Another 1,000 inmates already in jail in Louisiana when Katrina hit are being moved by the U.S. Marshals Service to prisons in other states, including 460 inmates who were transported by airplane yesterday to a federal prison in Florida. Another 460 inmates will make the same trip today.
Many of the jail facilities in New Orleans were flooded after the storm.
U.S. Attorney David Dugas in Baton Rouge yesterday said a majority of those arrested were taken into custody in Jefferson Parish, where law-enforcement authorities have rounded up dozens of looters who raided houses and businesses.
Prisoners at the New Orleans bus terminal are being guarded by corrections officers from the Louisiana State Penitentiary at Angola — one of the toughest prisons in the country. Sixteen bus stops have become hastily constructed cages of chain-link fencing and razor wire, each filled with men or women arrested on the flood-ravaged streets of New Orleans during a rampage of looting and violence that overtook the city.
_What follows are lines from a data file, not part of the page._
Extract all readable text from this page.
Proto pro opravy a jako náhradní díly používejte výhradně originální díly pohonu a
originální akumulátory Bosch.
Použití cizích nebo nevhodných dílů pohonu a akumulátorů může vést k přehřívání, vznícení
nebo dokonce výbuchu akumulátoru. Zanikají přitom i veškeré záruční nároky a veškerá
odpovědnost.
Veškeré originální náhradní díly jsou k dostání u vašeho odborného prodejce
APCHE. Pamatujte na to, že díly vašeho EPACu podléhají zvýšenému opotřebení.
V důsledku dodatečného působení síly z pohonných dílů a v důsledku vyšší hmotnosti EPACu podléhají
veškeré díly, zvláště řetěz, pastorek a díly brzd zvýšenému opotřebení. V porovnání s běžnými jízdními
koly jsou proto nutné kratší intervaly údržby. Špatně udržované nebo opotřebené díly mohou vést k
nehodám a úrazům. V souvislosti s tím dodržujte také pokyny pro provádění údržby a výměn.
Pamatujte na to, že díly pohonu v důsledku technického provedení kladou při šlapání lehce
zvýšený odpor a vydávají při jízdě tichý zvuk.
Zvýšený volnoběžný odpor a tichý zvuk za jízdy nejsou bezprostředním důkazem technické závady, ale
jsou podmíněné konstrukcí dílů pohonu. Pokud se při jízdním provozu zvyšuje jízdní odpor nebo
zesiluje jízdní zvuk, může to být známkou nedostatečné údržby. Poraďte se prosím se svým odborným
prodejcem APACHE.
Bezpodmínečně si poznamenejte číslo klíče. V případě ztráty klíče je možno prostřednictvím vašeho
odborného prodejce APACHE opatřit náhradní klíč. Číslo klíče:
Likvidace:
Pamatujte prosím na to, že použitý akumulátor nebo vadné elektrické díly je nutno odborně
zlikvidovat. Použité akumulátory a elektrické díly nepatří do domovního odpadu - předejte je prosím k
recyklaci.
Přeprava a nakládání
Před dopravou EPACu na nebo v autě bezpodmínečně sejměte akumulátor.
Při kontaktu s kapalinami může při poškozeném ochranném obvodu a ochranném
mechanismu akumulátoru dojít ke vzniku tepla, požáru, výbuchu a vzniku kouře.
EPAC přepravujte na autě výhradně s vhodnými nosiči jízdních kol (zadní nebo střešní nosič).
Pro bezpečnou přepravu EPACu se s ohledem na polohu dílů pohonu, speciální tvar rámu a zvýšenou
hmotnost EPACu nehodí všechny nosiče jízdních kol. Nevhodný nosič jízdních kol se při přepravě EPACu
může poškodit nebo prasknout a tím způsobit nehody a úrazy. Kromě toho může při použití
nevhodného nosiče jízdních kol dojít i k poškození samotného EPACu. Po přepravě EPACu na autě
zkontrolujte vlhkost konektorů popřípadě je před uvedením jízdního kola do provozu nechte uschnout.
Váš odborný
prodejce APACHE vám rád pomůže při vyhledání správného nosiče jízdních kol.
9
While the vast majority of those being processed through the terminal are accused of looting, one of the men brought to the site was Wendell L. Bailey, charged with shooting at a rescue helicopter seeking to aid people trapped at the Superdome. Others were named on charges of attempted murder and attempted rape.
So I guess there were significant arrests made, and they have the guy accused of shooting at the rescue helicopter. This is news to me.
DeLay’s PAC Indicted
Five felony indictments:
A grand jury has indicted a political action committee formed by U.S. House Majority Leader Tom DeLay and a Texas business group in connection with 2002 legislative campaign contributions.
The five felony indictments against the two groups were made public Thursday. Neither DeLay nor any individuals with the business group has been charged with any wrongdoing.
The charge against Texans for a Republican Majority alleged the committee illegally accepted a political contribution of $100,000 from the Alliance for Quality Nursing Home Care.
Four indictments against the Texas Association of Business include charges of unlawful political advertising, unlawful contributions to a political committee and unlawful expenditures such as those to a graphics company and political candidates.
IN my eyes, that is about as unclear a report as is possible. Can a PAC be indicted? I thought you could only indict people. Who are they going to jaiul/fine if found guilty? And so on.